You have to cut it short if you run too fast. Well you'll either fail (looks like having to stop or slow down before planned) not be ready to go for your next workout, or get injured. If none of those happen maybe you didn't run it too faster after all.
That over time you will run the same effort at faster paces.
Run**
100%. T pace was never meant to be the same pace for ever.
Running "too fast" wont kill you, if it did there would be no HS runners. Its just a different stimulus and maybe not the ideal way to do it. If you want to run your T too fast just do some real VO2 intervals and get on with it.
At one point you will be working on V02max then eventually plateau! The idea is to keep progressing with LT workouts!
What do you mean by keep progressing?
Threshold pace is the long term development that you keep getting better from, training that pace makes your body get better and better at clearing lactic acid from your muscles. Running faster than that will get you race-ready for shorter distances with temporary short-term gains that won't keep stacking on themselves. That's why in general it's good to do threshold work for most of the year and you only do a lot of the faster race-specific things in the part of season that you're trying to run really fast. So if your coach is having you do short crazy fast paced workouts in February/March when you're trying to run fast in May/June your coach should reevaluate their training approach.

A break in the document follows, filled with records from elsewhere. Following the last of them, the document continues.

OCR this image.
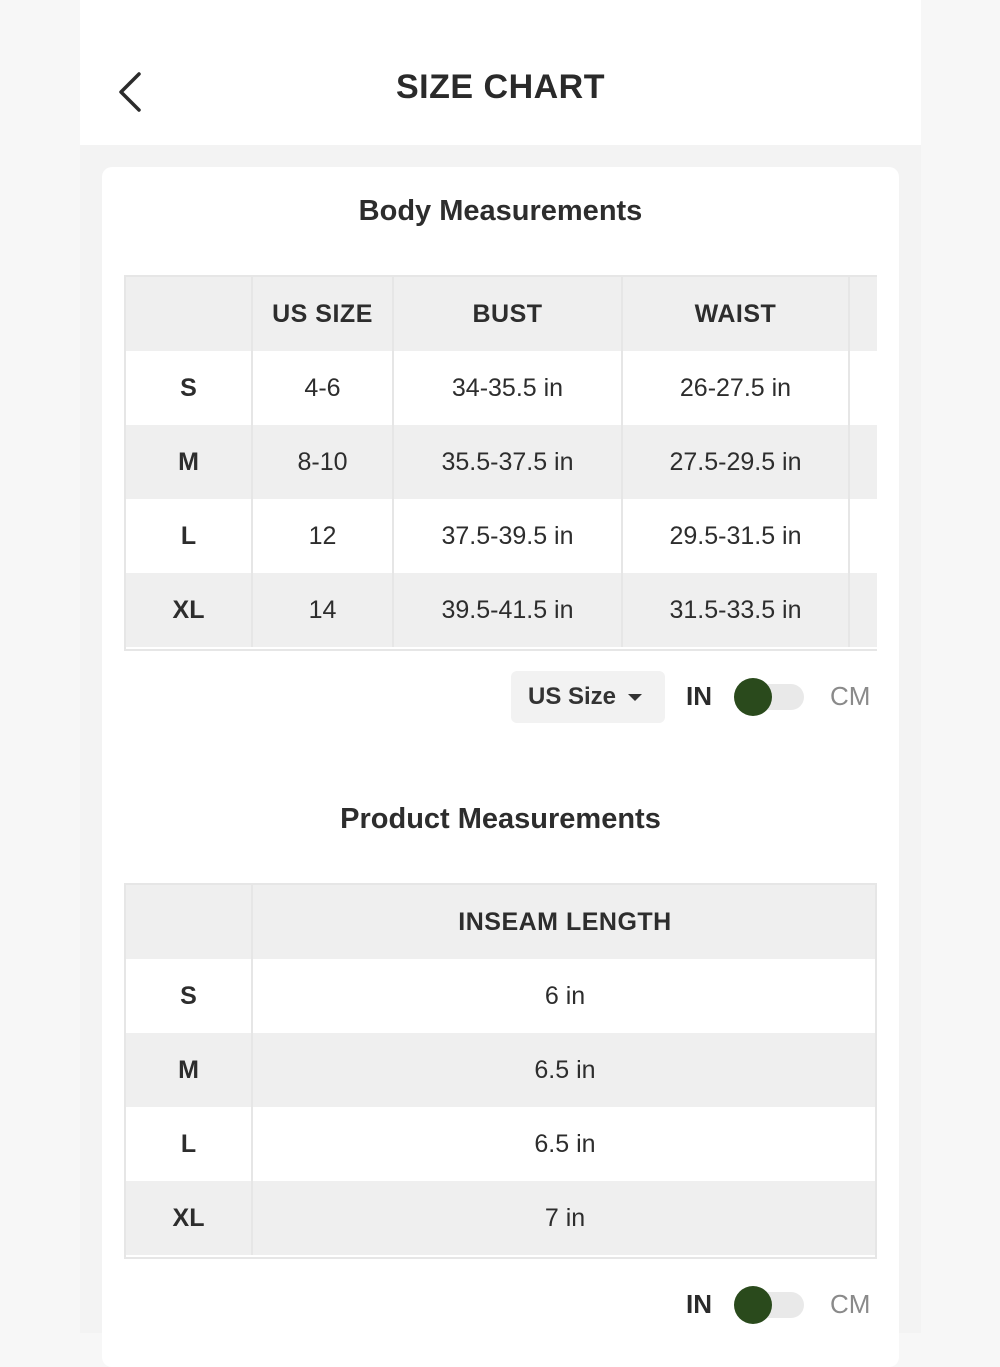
SIZE CHART
Body Measurements
	US SIZE	BUST	WAIST	
S	4-6	34-35.5 in	26-27.5 in	
M	8-10	35.5-37.5 in	27.5-29.5 in	
L	12	37.5-39.5 in	29.5-31.5 in	
XL	14	39.5-41.5 in	31.5-33.5 in	
US Size	IN	CM
Product Measurements
	INSEAM LENGTH
S	6 in
M	6.5 in
L	6.5 in
XL	7 in
IN	CM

It depends... If you are only doing one "hard" workout per week, you'll probably be fine! If you are subscribing to 2-4 threshold sessions per week either in the form of double T or singles, it won't take long for your legs to feel heavy and flat. The benefit of threshold is being able to do high volumes of it frequently. Running too fast will jeapordize that.
It depends... If you are only doing one "hard" workout per week, you'll probably be fine! If you are subscribing to 2-4 threshold sessions per week either in the form of double T or singles, it won't take long for your legs to feel heavy and flat. The benefit of threshold is being able to do high volumes of it frequently. Running too fast will jeapordize that.
My thoughts too. The "magic" of threshold training is the high stimulus to fatigue ratio--ie you can do a lot of it (or fit it into a program with other challenging training) without digging a hole. If you're running low volume and/or don't have other intensity in the schedule, running "too fast" is probably better.